So wie er es immer macht, denn letztlich ist dieses Abschlusstraining der deutschen Nationalmannschaft vor dem Testspiel im Oman an diesem Mittwoch (18 Uhr deutscher Zeit/RTL) nicht wirklich anders als jedes andere – und mit Abschlusstrainings kennt Manuel Neuer sich aus. 113 Länderspiele hat er bestritten, was für einen Torhüter außergewöhnlich viele sind. Die Weltmeisterschaft in Katar wird sein siebtes großes Turnier sein. Angefangen hat alles mit der WM 2010, dann dem Höhepunkt mit dem Titelgewinn 2014 in Brasilien und der krachenden Enttäuschung mit dem Vorrundenaus 2018 in Russland.
Andere Lage als 2018
Vor vier Jahren war der Torhüter Neuer nach langer Verletzungspause erst unmittelbar vor dem Turnier fit geworden und hatte doch im Tor gestanden, was rückblickend wohl eine von vielen nicht ganz glücklichen Entscheidungen der damaligen sportlichen Führung war. Auch jetzt kommt Neuer aus einer Verletzung, aber die Lage ist anders: Drei Bundesligaspiele hat er bestritten vor dem Abflug in den Oman, anders als 2018 ist er fit. Und obwohl das Tor nun wirklich keine Problemzone der deutschen Mannschaft ist, zeigt sich Bundestrainer Hansi Flick doch heilfroh, dass seine Nummer 1 rechtzeitig fitgeworden ist. „Er hat das Torwartspiel auf ein neues Niveau gehoben, deswegen ist er in meinen Augen noch immer der beste Torhüter der Welt“, sagt Flick. „Deshalb sind wir happy, dass er zurück ist und auch hier zeigt, welche Qualität er hat.“
Denn Neuer steht eben noch einmal über allen Mitstreitern. Auch über Marc-André ter Stegen, der Barça-Torhüter ist wegen eines Magen-Darm-Infekts noch nicht im Oman. So zumindest schätzt es der Bundestrainer ein, und das gilt ausdrücklich nicht nur für Neuers Wirken auf, sondern auch neben dem Platz. „Ich kenne ihn schon sehr lange, er ist ein wichtiger Ansprechpartner für mich“, sagt Flick. „Er hat eine gewaltige Erfahrung.“
Neuer „Ich habe große Ziele. Ich möchte Weltmeister werden.“
Neuer hat früh den richtigen Ton gesetzt, schon im August 2021, als er im ersten Lehrgang unter Flick in einem schmucklosen Stuttgarter Tagungszentrum saß und verkündete: „Ich habe große Ziele. Ich möchte Weltmeister werden.“ Nach und nach folgten dann die Mitspieler dieser Zielsetzung, zuletzt am Dienstagmittag im Oman der Freiburger Linksverteidiger Christian Günter: „Wenn man als Deutschland zu einer WM fährt, will man das Bestmögliche erreichen – und das ist der Titel.“
Flick äußert sich zu den Aussichten zwar zurückhaltender, er weiß, dass seine Mannschaft aktuell eher nicht die besten Einzelspieler versammelt hat. Aber es gefällt ihm, dass seine Akteure ehrgeizig und selbstbewusst auftreten – und dass Neuer dabei vorangeht. Bis dahin war der Kapitän zumindest nach außen nie als Mann der klaren Worte aufgefallen. Wer ihn nach dem Konkurrenzkampf im Tor, seiner Zukunft oder den Zielen fragte, bekam meist Allgemeinplätzchen serviert.
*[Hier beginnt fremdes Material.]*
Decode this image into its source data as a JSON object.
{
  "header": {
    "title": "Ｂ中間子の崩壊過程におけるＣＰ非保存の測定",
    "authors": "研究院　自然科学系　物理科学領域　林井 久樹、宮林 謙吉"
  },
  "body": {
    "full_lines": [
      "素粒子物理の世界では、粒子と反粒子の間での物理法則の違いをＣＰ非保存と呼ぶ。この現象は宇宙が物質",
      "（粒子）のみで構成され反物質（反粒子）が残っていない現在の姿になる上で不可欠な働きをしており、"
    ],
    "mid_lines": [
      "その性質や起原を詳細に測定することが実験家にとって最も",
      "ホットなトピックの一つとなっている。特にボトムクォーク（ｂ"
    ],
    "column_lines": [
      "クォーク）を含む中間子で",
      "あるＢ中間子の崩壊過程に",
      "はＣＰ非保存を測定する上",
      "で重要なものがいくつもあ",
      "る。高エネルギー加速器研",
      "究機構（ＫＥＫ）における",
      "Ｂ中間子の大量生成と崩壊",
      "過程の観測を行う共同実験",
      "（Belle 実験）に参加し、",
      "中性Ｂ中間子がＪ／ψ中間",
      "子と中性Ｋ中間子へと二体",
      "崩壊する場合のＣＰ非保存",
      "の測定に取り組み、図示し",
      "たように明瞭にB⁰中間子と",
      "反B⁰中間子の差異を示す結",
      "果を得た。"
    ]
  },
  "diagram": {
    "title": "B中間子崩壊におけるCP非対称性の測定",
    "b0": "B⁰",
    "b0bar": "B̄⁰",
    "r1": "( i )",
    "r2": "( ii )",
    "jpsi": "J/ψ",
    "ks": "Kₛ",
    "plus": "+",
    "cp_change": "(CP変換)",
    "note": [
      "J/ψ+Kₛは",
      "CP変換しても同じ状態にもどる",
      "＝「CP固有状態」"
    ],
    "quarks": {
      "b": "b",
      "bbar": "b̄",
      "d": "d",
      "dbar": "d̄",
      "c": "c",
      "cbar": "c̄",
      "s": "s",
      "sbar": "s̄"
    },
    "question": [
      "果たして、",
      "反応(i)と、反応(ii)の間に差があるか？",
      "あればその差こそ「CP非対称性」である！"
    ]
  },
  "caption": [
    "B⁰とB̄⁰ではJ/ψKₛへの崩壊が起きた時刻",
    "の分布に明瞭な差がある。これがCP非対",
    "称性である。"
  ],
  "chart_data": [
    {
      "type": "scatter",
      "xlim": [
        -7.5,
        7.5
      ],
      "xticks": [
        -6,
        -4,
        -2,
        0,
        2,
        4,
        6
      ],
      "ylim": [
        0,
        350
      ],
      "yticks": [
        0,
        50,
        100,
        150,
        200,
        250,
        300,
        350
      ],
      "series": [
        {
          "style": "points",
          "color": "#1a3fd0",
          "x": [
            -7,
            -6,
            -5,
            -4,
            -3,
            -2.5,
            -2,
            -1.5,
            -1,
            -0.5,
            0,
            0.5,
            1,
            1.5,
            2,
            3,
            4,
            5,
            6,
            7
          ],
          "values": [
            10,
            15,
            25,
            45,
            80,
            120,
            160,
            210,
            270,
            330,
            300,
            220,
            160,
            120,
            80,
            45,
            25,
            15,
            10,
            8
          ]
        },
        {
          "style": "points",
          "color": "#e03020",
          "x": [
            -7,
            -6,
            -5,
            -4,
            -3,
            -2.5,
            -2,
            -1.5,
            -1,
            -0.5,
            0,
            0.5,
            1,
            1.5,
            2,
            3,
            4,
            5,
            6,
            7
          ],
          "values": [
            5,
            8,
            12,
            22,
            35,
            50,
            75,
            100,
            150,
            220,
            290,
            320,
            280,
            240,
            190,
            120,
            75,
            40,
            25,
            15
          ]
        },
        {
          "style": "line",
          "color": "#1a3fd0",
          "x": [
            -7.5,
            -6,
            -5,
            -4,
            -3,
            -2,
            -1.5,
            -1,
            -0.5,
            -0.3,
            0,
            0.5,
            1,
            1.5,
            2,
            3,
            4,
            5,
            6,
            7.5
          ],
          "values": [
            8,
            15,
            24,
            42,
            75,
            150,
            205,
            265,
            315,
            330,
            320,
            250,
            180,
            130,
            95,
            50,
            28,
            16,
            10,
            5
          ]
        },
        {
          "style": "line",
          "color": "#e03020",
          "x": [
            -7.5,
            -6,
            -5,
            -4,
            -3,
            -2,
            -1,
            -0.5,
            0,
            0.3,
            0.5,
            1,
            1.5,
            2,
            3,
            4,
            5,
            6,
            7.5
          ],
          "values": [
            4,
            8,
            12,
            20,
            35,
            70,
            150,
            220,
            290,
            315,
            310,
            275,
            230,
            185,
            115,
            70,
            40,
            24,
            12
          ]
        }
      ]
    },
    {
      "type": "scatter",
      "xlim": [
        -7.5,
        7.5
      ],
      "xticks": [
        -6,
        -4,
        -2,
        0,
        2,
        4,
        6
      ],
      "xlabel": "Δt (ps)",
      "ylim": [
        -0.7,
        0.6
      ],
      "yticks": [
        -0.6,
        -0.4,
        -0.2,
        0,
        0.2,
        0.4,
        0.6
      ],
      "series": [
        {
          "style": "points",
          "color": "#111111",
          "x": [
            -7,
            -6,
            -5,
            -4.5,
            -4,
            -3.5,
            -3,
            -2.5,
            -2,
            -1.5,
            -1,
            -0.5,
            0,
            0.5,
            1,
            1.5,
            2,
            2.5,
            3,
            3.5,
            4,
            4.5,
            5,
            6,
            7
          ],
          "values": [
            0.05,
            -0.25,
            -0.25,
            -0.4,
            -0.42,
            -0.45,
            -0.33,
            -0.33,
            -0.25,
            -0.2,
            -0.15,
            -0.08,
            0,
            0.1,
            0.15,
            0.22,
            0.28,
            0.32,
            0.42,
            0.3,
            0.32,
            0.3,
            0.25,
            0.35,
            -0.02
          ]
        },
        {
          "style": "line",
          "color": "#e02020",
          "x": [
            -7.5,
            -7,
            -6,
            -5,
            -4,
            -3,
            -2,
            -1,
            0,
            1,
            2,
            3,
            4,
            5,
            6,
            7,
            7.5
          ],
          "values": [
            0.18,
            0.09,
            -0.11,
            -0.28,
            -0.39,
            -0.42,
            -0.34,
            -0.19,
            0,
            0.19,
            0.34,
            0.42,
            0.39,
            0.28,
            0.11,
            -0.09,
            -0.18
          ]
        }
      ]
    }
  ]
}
Auftritt mit Regenbogen-Kapitänsbinde
Der Torwart Neuer wollte vor allem nicht anecken, so schien es oft genug. Bei der Europameisterschaft im vergangenen Jahr trug er zwar die Regenbogen-Kapitänsbinde als Zeichen für Vielfalt und gegen Hass – bei den Spielen in München und auch London, als die deutsche und die englische Mannschaft zusätzlich als Zeichen gegen Rassismus knieten. Aber als Kapitän machte er sich andererseits nicht dafür stark, dass man beispielsweise auch in Ungarn eine solche Botschaft gesetzt hat – was dort überhaupt nicht gut angekommen wäre.
Zur umstrittenen Weltmeisterschaft in Katar hielt er sich öffentlich lange zurück mit deutlichen Worten oder gar Kritik. Den Regenbogen wird er dort nicht am Arm tragen, dafür eine One-Love-Kapitänsbinde, die so ähnlich aussieht, aber eben nicht das Gleiche ist. Dann aber kam der WM-Botschafter Khalid Salman mit seinen homophoben Äußerungen – und zwang den ganzen DFB, zwang auch den Kapitän Neuer, Farbe zu bekennen. „Wir kommen immer näher zum Turnier, und dann äußert sich plötzlich einer der WM-Botschafter Katars auf diese absolut inakzeptable Weise“, sagte er dem Münchner Merkur kopfschüttelnd, und kündigte an: „Wir werden in Katar Flagge zeigen! Wir werden unsere Werte dort vertreten.“
Heim-EM 2024 ist eingeplant
Wie er das allerdings machen will, bleibt vorerst offen: „Welche Konsequenzen zieht es nach sich, wenn wir uns dort sehr offensiv positionieren?“, fragte er. „Das weiß man ja auch nicht. Keiner kann in die Zukunft schauen.“ Er gehe zwar davon aus, dass man sich positionieren werde. „Aber auf welche Art und Weise es jetzt der Fall sein wird, das wissen wir alle noch nicht.“
Weiterhin wirkt Manuel Neuer eben lieber nach innen als nach außen. Da kann der DFB-Kapitän nach all den Jahren nicht aus seiner Haut – auch nicht vor diesem, seinem mutmaßlich letzten WM-Turnier. Im März ist er 36 Jahre alt geworden, eine weitere Weltmeisterschaft kommt wohl nicht mehr dazu. „Man weiß nie, aber ich gehe davon aus“, sagte er kürzlich. Aber ans Karriere-Ende denkt er noch nicht, 2024 gibt es ja noch die EM im eigenen Land. „Europameister waren wir alle noch nicht“, sagt Neuer – und setzt schon wieder den Ton.